From seasonal pollen allergies to hypothyroidism, here’s what we know about the 68-year-old presidential candidate’s health.
Clinton’s blood clots
Clinton’s current bout with pneumonia does not negate the fact that as secretary of state, she withstood an extensive travel schedule and maintained good health.
In a report that was released in July 2015 (PDF), Bardack wrote, “Mrs. Clinton is a healthy 67-year-old female whose current medical conditions include hypothyroidism and seasonal pollen allergies. Her past medical history is notable for a deep vein thrombosis in 1998 and in 2009, an elbow fracture in 2009 and a concussion in 2012. …”

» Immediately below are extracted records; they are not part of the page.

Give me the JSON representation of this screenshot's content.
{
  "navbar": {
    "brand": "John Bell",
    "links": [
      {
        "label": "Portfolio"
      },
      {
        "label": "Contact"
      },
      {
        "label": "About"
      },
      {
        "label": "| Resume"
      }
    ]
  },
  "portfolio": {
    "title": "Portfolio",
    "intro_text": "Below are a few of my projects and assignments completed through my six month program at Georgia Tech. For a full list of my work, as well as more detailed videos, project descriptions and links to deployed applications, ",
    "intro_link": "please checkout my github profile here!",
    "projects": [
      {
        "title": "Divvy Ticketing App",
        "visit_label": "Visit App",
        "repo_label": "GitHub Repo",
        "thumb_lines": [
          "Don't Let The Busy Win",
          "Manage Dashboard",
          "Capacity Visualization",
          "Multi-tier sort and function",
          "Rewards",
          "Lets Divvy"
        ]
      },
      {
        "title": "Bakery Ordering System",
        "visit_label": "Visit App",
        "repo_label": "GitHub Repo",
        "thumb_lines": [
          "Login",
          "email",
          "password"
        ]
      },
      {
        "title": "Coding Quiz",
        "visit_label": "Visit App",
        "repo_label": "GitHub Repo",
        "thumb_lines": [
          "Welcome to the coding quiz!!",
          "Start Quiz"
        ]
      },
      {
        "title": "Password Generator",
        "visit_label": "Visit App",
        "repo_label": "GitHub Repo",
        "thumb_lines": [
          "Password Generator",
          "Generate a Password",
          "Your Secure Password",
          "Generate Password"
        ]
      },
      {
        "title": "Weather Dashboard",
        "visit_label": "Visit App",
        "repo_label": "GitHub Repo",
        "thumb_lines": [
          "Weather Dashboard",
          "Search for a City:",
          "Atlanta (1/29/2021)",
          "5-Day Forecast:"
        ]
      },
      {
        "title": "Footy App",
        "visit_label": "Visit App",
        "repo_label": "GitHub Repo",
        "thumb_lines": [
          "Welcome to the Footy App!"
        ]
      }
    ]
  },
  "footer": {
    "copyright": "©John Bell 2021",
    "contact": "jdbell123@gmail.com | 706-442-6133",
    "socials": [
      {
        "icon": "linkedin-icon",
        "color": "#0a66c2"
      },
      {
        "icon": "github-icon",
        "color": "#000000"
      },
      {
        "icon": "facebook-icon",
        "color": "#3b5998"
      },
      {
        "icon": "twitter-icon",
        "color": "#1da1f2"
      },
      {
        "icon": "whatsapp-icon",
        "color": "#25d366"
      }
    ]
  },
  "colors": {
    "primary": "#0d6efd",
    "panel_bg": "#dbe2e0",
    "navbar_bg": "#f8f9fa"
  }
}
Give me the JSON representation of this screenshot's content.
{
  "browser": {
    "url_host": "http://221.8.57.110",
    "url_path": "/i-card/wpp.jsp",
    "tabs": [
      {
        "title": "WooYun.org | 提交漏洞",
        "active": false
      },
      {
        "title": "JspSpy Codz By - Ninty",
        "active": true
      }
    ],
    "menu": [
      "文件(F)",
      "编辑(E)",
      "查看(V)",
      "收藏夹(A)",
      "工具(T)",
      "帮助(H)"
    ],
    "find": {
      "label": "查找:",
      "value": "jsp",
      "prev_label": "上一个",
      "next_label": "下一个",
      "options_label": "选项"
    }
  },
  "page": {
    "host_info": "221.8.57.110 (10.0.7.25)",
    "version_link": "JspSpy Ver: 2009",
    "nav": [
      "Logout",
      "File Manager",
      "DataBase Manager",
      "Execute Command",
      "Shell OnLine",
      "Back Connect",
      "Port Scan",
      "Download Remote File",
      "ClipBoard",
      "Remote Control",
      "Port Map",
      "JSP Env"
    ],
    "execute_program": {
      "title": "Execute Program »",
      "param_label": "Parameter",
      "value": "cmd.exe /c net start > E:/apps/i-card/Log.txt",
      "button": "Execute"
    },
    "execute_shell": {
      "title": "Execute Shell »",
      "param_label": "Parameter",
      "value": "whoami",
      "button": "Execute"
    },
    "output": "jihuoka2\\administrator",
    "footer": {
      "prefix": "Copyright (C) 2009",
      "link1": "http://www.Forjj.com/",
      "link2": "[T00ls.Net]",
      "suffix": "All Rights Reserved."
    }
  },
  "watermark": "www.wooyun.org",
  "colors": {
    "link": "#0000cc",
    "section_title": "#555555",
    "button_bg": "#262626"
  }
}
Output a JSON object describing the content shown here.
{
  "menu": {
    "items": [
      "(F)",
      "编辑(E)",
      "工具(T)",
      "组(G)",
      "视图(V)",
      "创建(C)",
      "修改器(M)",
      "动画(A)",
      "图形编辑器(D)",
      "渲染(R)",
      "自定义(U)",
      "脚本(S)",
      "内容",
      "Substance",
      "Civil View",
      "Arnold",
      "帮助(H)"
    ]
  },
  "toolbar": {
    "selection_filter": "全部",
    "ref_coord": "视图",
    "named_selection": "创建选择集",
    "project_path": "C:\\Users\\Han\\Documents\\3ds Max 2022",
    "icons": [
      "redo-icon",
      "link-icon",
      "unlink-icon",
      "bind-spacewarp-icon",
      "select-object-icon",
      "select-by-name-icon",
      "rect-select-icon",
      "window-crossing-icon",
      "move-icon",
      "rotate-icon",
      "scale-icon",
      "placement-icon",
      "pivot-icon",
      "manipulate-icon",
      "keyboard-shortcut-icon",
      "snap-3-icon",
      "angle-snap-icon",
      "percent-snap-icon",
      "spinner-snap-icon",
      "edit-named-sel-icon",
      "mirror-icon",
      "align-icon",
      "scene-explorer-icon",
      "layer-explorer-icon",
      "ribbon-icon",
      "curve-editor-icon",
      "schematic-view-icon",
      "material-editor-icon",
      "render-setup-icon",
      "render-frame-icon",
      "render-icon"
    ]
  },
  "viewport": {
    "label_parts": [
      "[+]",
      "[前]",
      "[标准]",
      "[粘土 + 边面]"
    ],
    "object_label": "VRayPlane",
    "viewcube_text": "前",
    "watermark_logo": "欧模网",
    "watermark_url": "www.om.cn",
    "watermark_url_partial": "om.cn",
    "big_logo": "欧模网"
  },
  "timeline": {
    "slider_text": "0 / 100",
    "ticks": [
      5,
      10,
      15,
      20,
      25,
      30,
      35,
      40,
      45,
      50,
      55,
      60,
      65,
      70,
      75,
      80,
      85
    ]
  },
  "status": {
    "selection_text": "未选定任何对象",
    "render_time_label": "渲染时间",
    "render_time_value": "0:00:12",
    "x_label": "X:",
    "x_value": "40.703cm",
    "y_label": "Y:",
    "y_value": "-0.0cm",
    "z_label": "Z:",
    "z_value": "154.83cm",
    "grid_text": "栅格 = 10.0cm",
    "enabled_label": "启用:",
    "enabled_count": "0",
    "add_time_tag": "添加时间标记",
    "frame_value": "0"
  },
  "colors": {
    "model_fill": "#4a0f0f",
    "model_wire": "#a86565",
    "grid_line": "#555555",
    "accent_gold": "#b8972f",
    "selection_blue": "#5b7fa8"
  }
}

“She participates in a healthy lifestyle and has had a full medical evaluation, which reveals no evidence of additional medical issues or cardiovascular disease. Her cancer screening evaluations are all negative. She is in excellent physical condition and fit to serve as President of the United States.”
Clinton was advised in 1998 to take blood-thinning medications to prevent deep vein thrombosis blood clots when she traveled on long-distance flights, Bardack wrote.
Blood clots can be a serious health risk for travelers, according to the United States Centers for Disease Control and Prevention. They can form in the deep veins of the legs when a person sits still for an extended period, such as during long flights. The problem turns serious if the blood clot breaks off and travels to other parts of the body, such as the lungs.
Along with taking blood-thinning medication, Clinton takes medication for hypothyroidism, a condition in which her thyroid gland is underactive and doesn’t produce enough important hormones, according to Bardack’s report.
The report also indicated that, in a physical exam on March 21, 2015, Clinton’s vital signs appeared “healthy,” with a blood pressure of 100/65, heart rate of 72, respiratory rate of 18 and temperature of 98.7. The remainder of her exam was normal.
In the new letter, Clinton’s vital signs showed blood pressure of 100/70, heart rate of 70, respiratory rate of 18, temperature of 97.8 and pulse-oximetry of 99%.
Clinton’s bones and brain
Clinton’s health history also includes a bone fracture. She stumbled at the State Department in summer 2009 and fractured her right elbow. The injury resulted in her having to undergo a two-hour surgery, which was deemed successful.
Then, in December 2012, Clinton suffered a stomach virus after traveling and fainted, which caused her to suffer a concussion, according to Bardack’s report. In follow-up evaluations, she was found to have a transverse sinus venous thrombosis — in other words, a blood clot in the brain. The clot later dissolved.
A concussion is a brain injury, explained Gupta.
“What we’ve heard from her medical note is, looking at the follow-up, there would be some concern, but she’s been tested, and there’s no long-term impact from her brain, and the blood clot has resolved,” he said.
Gupta added that it is difficult to comment on Clinton’s health without additional information.
“This diagnosis of pneumonia came in on Friday,” he said. “It’s a totally treatable thing, there’s no question about it, but it’s a serious diagnosis still and is something that should not be taken lightly.”
The Donald Trump campaign hadn’t commented on Clinton’s pneumonia diagnosis as of Sunday evening. Trump himself has released minimal information about his health.
Dr. Harold Bornstein, Trump’s personal physician, released a letter (PDF) in December that lacked much medical detail but noted that Trump would be “the healthiest individual ever elected to the presidency.”
Gupta found such language in the letter to be surprising and “almost comically” lacking objectivity.